Na , da müßt ihr die Eröffnung ohne mich machen , so lange kein Rettungsheli in der nähe ist , werde ich  weder die alte Strecke (wolfskopf) noch die neue Strecke zu Fuß abgehen geschweige denn abfahren !!   

aber wem´s spass macht Bitte , wünsch euch aber trotzdem viel erfolg bei der Eröffnung nach dem ganzen hin und her mit der alten strecke !!


----------



## Pedalritter (4. Februar 2004)

rsfbrohltal schrieb:
			
		

> am 04.04.04 gehts wieder durch den Vulkanpark Brohltal/Laacher See, 3 Strecken 19 - 38 - 52 km, und gleich 264 Teilnehmer zur Premiere.

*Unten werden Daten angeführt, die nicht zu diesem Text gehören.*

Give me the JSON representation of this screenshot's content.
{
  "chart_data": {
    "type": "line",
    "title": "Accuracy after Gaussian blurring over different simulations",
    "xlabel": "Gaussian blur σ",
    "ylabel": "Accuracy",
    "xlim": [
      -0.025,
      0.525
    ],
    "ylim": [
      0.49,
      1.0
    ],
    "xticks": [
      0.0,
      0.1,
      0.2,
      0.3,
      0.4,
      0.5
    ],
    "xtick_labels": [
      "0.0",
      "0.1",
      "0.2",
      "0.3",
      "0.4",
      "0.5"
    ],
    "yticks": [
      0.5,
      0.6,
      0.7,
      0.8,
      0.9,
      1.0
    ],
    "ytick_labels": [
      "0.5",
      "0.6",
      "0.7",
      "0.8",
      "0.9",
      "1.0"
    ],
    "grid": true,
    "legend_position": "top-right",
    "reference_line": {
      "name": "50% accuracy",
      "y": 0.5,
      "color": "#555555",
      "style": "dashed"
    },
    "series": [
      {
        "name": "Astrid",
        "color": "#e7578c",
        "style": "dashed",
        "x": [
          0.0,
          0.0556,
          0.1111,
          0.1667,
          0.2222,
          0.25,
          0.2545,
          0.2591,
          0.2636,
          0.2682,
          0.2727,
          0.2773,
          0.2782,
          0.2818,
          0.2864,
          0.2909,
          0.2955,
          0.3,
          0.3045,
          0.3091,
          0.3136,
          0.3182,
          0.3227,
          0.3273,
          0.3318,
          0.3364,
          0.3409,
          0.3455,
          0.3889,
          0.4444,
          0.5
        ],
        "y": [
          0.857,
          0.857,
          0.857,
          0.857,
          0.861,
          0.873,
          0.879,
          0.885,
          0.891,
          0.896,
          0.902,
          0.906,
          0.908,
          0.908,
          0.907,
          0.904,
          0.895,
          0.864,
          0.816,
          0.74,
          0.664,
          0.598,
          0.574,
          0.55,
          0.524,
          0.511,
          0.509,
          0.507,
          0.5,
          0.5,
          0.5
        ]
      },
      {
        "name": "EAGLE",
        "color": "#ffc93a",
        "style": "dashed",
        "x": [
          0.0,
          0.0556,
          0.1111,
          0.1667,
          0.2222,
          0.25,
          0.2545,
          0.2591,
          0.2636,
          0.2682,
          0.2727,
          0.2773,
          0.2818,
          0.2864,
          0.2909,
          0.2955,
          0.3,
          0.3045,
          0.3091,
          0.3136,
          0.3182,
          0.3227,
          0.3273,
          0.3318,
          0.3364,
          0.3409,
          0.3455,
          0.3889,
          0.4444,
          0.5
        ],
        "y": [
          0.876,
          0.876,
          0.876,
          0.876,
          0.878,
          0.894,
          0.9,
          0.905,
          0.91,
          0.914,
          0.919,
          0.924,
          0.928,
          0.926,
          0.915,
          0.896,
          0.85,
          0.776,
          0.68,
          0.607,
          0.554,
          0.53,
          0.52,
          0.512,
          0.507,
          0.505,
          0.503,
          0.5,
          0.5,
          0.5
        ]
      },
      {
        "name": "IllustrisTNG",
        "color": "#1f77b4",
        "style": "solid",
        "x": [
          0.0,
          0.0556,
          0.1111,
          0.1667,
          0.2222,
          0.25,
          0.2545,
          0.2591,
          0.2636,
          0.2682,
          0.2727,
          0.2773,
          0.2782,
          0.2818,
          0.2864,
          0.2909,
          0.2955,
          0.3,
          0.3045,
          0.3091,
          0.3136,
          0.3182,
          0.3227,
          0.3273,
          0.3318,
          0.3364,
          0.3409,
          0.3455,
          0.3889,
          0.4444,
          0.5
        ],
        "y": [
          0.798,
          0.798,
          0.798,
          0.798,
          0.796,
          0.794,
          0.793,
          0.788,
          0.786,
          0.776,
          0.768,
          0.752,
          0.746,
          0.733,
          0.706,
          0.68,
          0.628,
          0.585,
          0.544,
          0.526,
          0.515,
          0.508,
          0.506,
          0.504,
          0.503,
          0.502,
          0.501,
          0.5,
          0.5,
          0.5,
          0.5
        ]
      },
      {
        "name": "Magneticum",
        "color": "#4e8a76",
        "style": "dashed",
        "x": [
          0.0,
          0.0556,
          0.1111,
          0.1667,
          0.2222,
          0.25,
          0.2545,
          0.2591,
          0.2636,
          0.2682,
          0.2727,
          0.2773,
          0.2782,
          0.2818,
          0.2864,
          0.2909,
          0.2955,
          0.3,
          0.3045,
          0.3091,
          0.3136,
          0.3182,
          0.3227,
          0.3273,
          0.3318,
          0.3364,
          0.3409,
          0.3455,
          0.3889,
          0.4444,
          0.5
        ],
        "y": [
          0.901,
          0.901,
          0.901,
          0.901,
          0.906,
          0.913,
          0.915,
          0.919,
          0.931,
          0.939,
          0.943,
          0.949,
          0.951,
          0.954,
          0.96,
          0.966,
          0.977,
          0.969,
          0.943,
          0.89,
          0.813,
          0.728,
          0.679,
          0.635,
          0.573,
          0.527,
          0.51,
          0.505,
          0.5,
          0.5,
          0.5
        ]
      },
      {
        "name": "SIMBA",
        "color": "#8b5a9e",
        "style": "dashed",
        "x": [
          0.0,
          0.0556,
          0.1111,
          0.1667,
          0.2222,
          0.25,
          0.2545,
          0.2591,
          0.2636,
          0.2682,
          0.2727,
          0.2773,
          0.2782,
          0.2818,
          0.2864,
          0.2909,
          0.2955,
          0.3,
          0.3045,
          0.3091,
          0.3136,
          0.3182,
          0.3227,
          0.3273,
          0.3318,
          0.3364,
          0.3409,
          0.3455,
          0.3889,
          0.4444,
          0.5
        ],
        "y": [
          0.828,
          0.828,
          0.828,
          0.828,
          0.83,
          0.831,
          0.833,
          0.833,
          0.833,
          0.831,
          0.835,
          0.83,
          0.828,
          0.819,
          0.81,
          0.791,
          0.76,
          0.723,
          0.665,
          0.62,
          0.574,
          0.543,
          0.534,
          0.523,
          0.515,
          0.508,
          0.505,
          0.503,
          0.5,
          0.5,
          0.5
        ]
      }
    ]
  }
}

gibt´s dazu auch ne Internetadresse wo man sich Informieren kann ?
Habs gefunden   www.rsf-brohltal.de


----------



## MTB-News.de




----------



## Johann (5. Februar 2004)

*wow*
bin doch begeistert, wieviele hier schon unsere beiden Events vom MTB-Team Schaumburg www.singletrail.net erwähnt haben...

und das sich beide Stefans entschieden haben endlich mal mitzufahren...    

@Dave: Deuter Transalpin = 30 l; 1 Schlauch zusammengerollt, nicht angepumt = ca. 0,1 l    und 600 gr => passen also 300 Schläuche in den Transalpin (müsste für 24h reichen), macht dann ca. 180 kg.... na dann, trainier schonmal...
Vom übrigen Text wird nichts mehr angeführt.